According to a University of Southern California (USC) study, there are over 5,500 Dream Act-eligible residents in Donovan’s 11th Congressional district, which covers the entire borough of Staten Island and takes in all parts of several neighborhoods in Southwest Brooklyn, including Bay Ridge, Dyker Heights, Bensonhurst and Gravesend.

Furthermore the USC study indicates that the annual GDP (gross domestic product) loss from deporting DACA workers would amount to approximately $134 million in the district.

“Alternatively, Representative Donovan’s district stands to gain $214 million if the Dream Act is passed,” Vreeland said. “More importantly, this is the only way to save the hundreds of thousands of Dreamers at risk of deportation.”

On Saturday, Feb. 24th, a group of demonstrators delivered a miniature Statue of Liberty to Donovan along with signs urging him to stand up for Dreamers and pass the Dream Act. “Don’t Deport Dreamers,” some signs said. Vreeland adds that some Constituents were also upset about Donovan’s vote to gut the Americans with Disabilities Act (ADA).

“As a representative of a community with a large number of senior citizens, Rep. Donovan should be particularly concerned with preserving the rights of the disabled. Instead, he chose to vote along party lines instead of standing up for the vulnerable people in his district,” said Kate Barnhart, who lives in congressional district 11. “As a constituent who is living with a disabling illness, I do not feel that Congressman Donovan is representing me adequately and I will not be voting for him,” she said.

Regarding his stand on people with disabilities, Donovan told the Brooklyn Eagle, “People with disabilities deserve reasonable accommodations so they can access the same services as everybody else. Under the current system, though, lawyers have free reign to extort small business owners for thousands of dollars because of minor violations. In fact, even small business owners with disabilities have themselves been sued for ADA violations.
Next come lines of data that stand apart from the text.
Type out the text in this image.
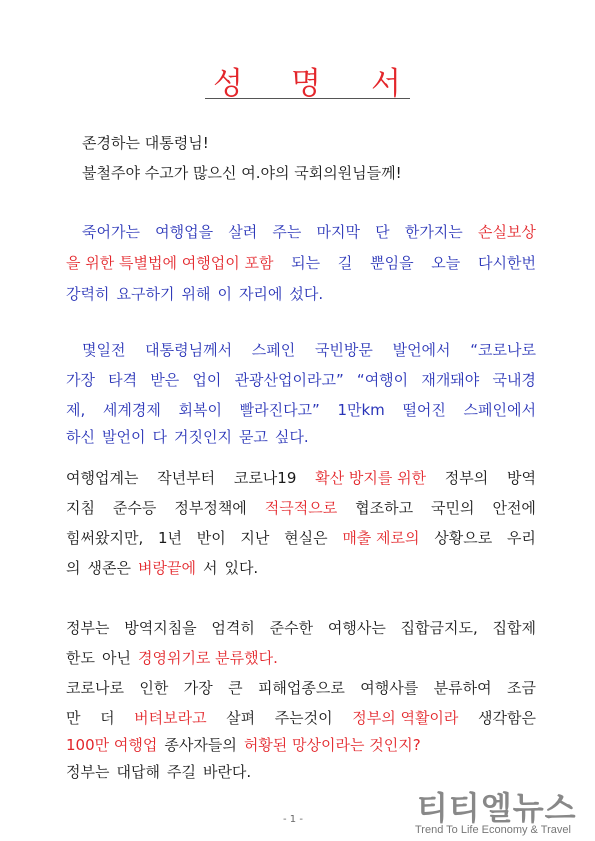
성 명 서
존경하는 대통령님!
불철주야 수고가 많으신 여.야의 국회의원님들께!
죽어가는 여행업을 살려 주는 마지막 단 한가지는 손실보상
을 위한 특별법에 여행업이 포함 되는 길 뿐임을 오늘 다시한번
강력히 요구하기 위해 이 자리에 섰다.
몇일전 대통령님께서 스페인 국빈방문 발언에서 “코로나로
가장 타격 받은 업이 관광산업이라고” “여행이 재개돼야 국내경
제, 세계경제 회복이 빨라진다고” 1만km 떨어진 스페인에서
하신 발언이 다 거짓인지 묻고 싶다.
여행업계는 작년부터 코로나19 확산 방지를 위한 정부의 방역
지침 준수등 정부정책에 적극적으로 협조하고 국민의 안전에
힘써왔지만, 1년 반이 지난 현실은 매출 제로의 상황으로 우리
의 생존은 벼랑끝에 서 있다.
정부는 방역지침을 엄격히 준수한 여행사는 집합금지도, 집합제
한도 아닌 경영위기로 분류했다.
코로나로 인한 가장 큰 피해업종으로 여행사를 분류하여 조금
만 더 버텨보라고 살펴 주는것이 정부의 역활이라 생각함은
100만 여행업 종사자들의 허황된 망상이라는 것인지?
정부는 대답해 주길 바란다.
- 1 -	티티엘뉴스
Trend To Life Economy & Travel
It’s good public policy to give business owners an opportunity to remedy a problem before rushing to court to file a lawsuit.”

Goldsobel and Vreeland say that 80 percent of the American people want Congress to pass a law that puts American Dreamers on a clear path to citizenship citing a Feb. 6, 2018 Quinnipiac poll that claims 81 percent of Americans want Dreamers to gain citizenship and that support for Dreamers also extends across party lines with 94 percent of Democrats, 82 percent of Independents, and 68 percent of Republicans supporting citizenship.